What was originally planned as a $10 million choral auditorium grew in scope to the current facility, priced at almost 15 times that and containing concert and recital halls, a restaurant, an outdoor amphitheater, practice studios and classrooms.
In the interim, state education funds were being cut and tuition was on its way to doubling. Skeptics on the SSU faculty revolted.
Armi?na suffered the indignity of a 2007 faculty no-confidence vote partly driven by concerns that the center was an indulgence that the university could ill afford and was detracting from SSU's academic mission.
But for now the glow of the well-polished wood in the three-story Joan and Sanford I. Weill Hall appears to have muted that history of conflict, delivering the moment fully to Armi?na and music center boosters.
While critics remain, even some of the most persistent credit the university president with a major achievement.
"Our concern was that there wouldn't be the resources — that was the big fear, that all of a sudden the academic side would find themselves paying huge bills. But those have diminished because of Ruben's ability to pull in the money," said history professor Robert Karlsrud, dean emeritus of the school of social sciences.
"No reasonable person, in his wildest dreams, could have believed this could happen, that he could put this out there and raise this kind of money. Nobody," Karlsrud said.
Sonoma County telecom pioneer Don Green launched the center in 1997 with a $5 million gift that he later doubled. Over the years, other local philanthropists stepped forward to push it along.
But partly because of expansion of the project, and also due to rising construction prices, the costs kept mounting: $63 million in 2005; $100 million in 2007; $120 million in 2010. At the same time, fundraising lagged, suppressed first by the dot-com crash and then the recession.

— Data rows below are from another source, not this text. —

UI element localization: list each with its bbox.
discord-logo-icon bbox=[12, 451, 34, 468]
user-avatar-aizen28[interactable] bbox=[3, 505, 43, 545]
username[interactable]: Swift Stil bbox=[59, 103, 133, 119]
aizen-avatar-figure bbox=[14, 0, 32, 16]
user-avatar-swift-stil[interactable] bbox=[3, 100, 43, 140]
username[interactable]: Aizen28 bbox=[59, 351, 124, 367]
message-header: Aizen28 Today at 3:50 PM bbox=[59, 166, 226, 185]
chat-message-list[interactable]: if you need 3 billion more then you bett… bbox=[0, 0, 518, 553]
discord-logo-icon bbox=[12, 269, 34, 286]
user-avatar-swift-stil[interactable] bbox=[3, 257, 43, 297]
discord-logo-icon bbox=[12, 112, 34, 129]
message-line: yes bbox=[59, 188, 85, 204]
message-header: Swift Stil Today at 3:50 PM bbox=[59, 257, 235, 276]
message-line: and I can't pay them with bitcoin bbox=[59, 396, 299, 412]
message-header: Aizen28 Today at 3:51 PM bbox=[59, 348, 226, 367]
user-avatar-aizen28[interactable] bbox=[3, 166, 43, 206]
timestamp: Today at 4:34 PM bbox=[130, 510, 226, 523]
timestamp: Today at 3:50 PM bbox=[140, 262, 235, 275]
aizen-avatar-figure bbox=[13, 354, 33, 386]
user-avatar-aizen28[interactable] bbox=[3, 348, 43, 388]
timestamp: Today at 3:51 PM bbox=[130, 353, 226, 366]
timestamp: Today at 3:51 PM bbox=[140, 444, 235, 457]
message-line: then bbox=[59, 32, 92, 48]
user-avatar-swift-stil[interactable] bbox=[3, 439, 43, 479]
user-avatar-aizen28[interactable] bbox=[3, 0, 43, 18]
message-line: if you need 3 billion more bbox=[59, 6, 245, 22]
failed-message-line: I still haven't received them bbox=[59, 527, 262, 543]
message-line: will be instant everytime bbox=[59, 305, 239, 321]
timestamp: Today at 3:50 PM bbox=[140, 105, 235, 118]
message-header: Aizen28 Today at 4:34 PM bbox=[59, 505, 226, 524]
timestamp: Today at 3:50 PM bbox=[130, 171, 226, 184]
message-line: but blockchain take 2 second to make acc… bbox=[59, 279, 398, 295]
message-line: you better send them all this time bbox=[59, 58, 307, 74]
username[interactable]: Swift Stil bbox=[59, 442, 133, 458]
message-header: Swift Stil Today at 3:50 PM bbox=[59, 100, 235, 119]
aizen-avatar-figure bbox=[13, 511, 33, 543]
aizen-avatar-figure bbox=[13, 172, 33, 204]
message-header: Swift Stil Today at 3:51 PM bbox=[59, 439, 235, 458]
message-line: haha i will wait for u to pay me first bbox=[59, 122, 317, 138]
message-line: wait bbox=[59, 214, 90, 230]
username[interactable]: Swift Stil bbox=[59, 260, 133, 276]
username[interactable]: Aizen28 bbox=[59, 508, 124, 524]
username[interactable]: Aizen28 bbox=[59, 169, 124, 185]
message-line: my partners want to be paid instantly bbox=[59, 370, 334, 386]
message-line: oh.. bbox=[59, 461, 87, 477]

The project ground to a standstill in 2007. Privately, community leaders who had stood behind Armi?na's vision began to express frustration, even doubts.
Then, early last year, in a
moment that Armi?na hardly could have orchestrated better, Weill and his deep pockets emerged from the wings onto the music center's white maple stage.
Weill gave $12 million — $4 million of it a matching gift — to complete the heart of the facility, its concert hall, which is now named for him and his wife, Joan.